Artur Mas, leader of the northeastern region's ruling center-right coalition, had sought an absolute majority in Sunday's vote to get a mandate for an independence referendum that the central government says would be unconstitutional. But his Convergence and Union party lost seats while a fierce rival, the pro-independence Republican Left of Catalonia, made big gains.
Mas told reporters Monday night he would not resign, was still committed to pushing for a referendum that he thinks will happen within four years and would try in the coming weeks to cobble together a coalition majority.
"We detected a sociological change in Catalonia supporting sovereignty," he said. "The people have spoken and now the situation is clearer and more complicated."
Spain's central government in Madrid predicted Monday that the result will mark the end of a secession vote drive that has distracted authorities who are trying to prevent Spain from being forced into a bailout.
While the two Catalonian parties share the goal of holding the referendum, they are far apart on almost everything else and analysts said it would be very difficult for them to form an alliance.
"They agree on the issue of the right to decide the future of the Catalan people, but on economic issues they have opposite positions," said Carlos Berrera, a communications professor at the University of Navarra.
In power for the past two years, Convergence and Union has introduced painful austerity cuts in Catalonia that have been vigorously opposed by Republican Left.

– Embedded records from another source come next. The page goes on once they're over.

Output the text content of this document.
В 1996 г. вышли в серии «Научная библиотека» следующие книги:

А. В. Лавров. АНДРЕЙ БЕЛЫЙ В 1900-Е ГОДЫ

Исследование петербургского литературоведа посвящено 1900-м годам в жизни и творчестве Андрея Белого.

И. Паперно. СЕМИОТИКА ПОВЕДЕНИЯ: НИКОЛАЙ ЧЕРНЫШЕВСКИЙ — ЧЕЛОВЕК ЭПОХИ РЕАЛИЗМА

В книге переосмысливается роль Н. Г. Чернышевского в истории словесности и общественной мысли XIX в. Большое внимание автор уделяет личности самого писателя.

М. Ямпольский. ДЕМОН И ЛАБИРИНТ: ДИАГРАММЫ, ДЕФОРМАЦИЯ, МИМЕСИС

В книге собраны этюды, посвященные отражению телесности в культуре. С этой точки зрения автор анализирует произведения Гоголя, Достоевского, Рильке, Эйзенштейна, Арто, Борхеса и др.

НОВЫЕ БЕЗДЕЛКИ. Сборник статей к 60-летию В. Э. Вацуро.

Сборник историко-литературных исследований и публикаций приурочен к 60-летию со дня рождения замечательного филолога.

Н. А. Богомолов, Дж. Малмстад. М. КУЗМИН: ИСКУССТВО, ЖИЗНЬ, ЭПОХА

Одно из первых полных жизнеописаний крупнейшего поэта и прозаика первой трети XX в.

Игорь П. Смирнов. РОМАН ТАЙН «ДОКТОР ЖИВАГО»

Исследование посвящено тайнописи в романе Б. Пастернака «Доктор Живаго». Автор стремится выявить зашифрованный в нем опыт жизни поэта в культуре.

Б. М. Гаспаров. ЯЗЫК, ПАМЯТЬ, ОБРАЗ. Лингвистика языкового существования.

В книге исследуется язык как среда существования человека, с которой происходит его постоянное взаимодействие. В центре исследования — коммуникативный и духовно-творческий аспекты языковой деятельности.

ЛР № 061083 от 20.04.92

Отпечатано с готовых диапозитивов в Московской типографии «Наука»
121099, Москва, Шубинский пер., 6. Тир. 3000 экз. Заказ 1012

Catalonia, a region of 7.5 million people that includes Spain's second-largest city of Barcelona, is one of the areas suffering the most in the country's 4-year-old economic crisis, which has left unemployment at 25 percent.
Catalonia is responsible for around a fifth of Spain's economic output and many residents complain that the central government in Madrid takes in more tax money from the region than it gives back. But now Catalonia is the most indebted region in Spain and has had to seek a (EURO)5.4 billion bailout from Madrid.
The central Spanish government, which fiercely opposes the idea of an independence referendum, was quick to praise the vote.
Foreign Minister Jose Manuel Garcia-Margallo called the outcome "a good result for Catalonia, Spain and Europe, though not for Convergence and Union."
Deputy Prime Minister Soraya Saenz de Santamaria described the election as "a serious blow for Mas" but one that "put the priorities in order."
"Voters want governments focusing on the crisis and creating jobs," she added.
In all, the ruling party in Catalonia lost 12 seats, going down to 50 in the 135-seat regional legislature, with the Republican Left coming in second with 21. Five other parties split the remainder, with most of those seats going to parties opposed to independence.
Republican Left leader Oriol Junqueras said voters had issued a "mandate to hold a referendum," but he ruled out forming a coalition with Convergence and Union.
Junqueras said his party would continue to demand that Mas' government change its austerity policies, calling for lower taxes for most and for banks and the rich to shoulder more costs. But he didn't rule out working with Mas on specific issues.
Jordi Matas, a political science professor at the University of Barcelona, said Mas might try to seek a limited deal with the Republican Left only on the referendum and other issues that falls short of a coalition.
While pro-referendum parties won a majority in the vote, Matas said the result of a hypothetical referendum is too hard to predict.
Mas' only other options for coalition partners are the center-right Popular Party or the center-left Socialist Party, but he would have to drop his push for a secession referendum because both vigorously oppose such a vote.
The outcome of Sunday's election produced such a political stalemate that it's impossible to predict whether a renewed drive for a secession referendum would work, said Angel Rivero Rodriguez, a political science professor at Madrid's Autonomous University.
"Right now we are not sure about the state of the Catalan independence process," he said. "We don't know if this new situation is going to accelerate the process or hide it again indefinitely."
Catalonia has had a long history separatist sentiment, especially since its own language and cultural traditions were harshly repressed by Gen. Francisco Franco's military dictatorship from the end of Spain's Civil War in 1939 until his death in 1975.
This fall, Prime Minister Mariano Rajoy refused to ease Catalonia's tax load. And some 1.5 million people turned out in Barcelona in September for the largest Catalonian nationalist rally since the 1970s.